Identifying the Features of Purine dNTPs that Allow Accurate and Efficient DNA Replication by Herpes Simplex Virus I DNA Polymerase

To accurately replicate its viral genome, the Herpes Simplex Virus 1 (HSV-1) DNA polymerase usually polymerizes the correct natural 2'-deoxy-5'-triphosphate (dNTP) opposite the template base being replicated. We employed a series of purine-dNTP analogues to determine the chemical features of the base necessary for the herpes polymerase to avoid polymerizing incorrect dNTPs. The enzyme uses N-3 to prevent misincorporation of purine dNTPs but does not require N-3 for correct polymerization. A free pair of electrons on N-1 also helps prevent misincorporation opposite A, C, and G and strongly drives polymerization opposite T. N-6 contributes a small amount both for preventing misincorporation and for correct polymerization.
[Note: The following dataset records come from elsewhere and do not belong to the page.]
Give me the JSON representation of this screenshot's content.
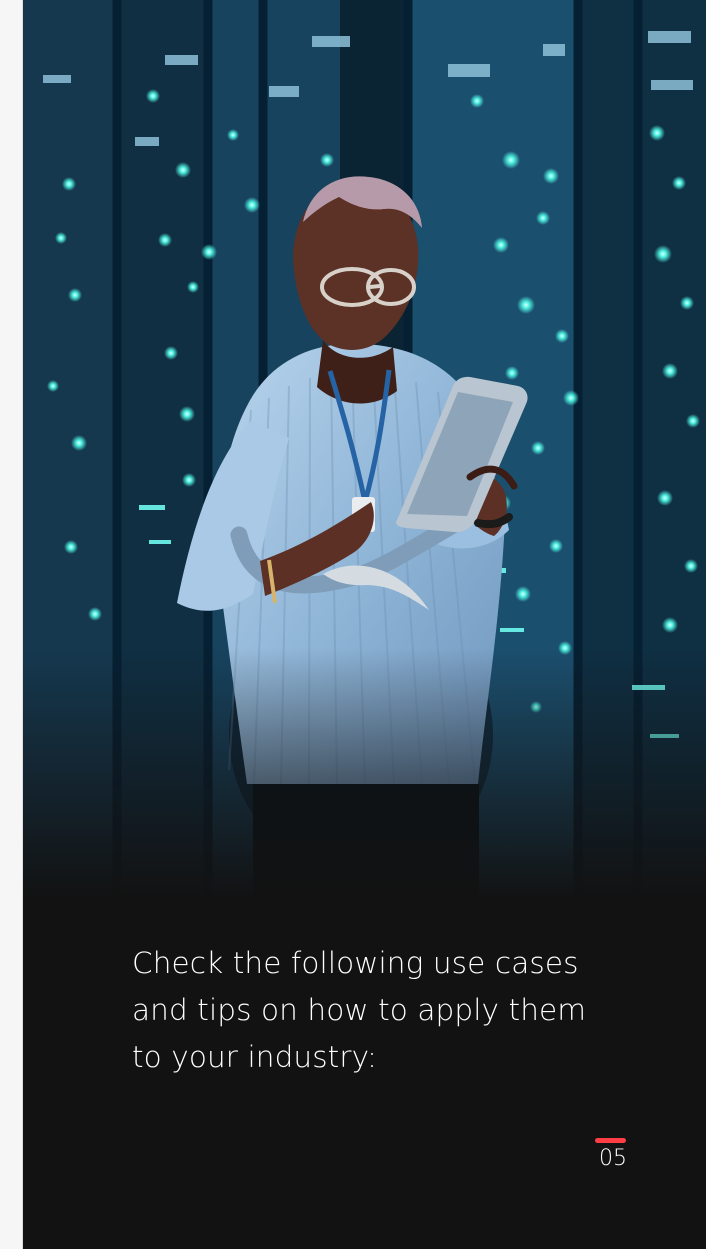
{
  "document": {
    "body_text": "Check the following use cases\nand tips on how to apply them\nto your industry:",
    "page_number": "05"
  },
  "colors": {
    "accent": "#ff3d45",
    "page_background": "#121212",
    "outer_background": "#f6f6f6"
  },
  "icons": {
    "page_marker": "red-bar"
  }
}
Within the context of guanine in either the incoming dNTP or the template base being replicated, N-2 prevents misincorporation opposite adenine but plays at most a minor role for incorporation opposite C. In contrast, adding N-2 to the dNTPs of either adenine, purine, 6-chloropurine, or 1-deazapurine greatly enhances incorporation opposite C, likely via the formation of a hydrogen bond between N-2 of the purine and O-2 of the pyrimidine. Herpes polymerase is very sensitive to the structure of the base pair at the primer 3'-terminus since eliminating N-1, N-3, or N-6 from a purine nucleotide at the primer 3'-terminus interfered with polymerization of the next two dNTPs. The biological and evolutionary implications of these data are discussed.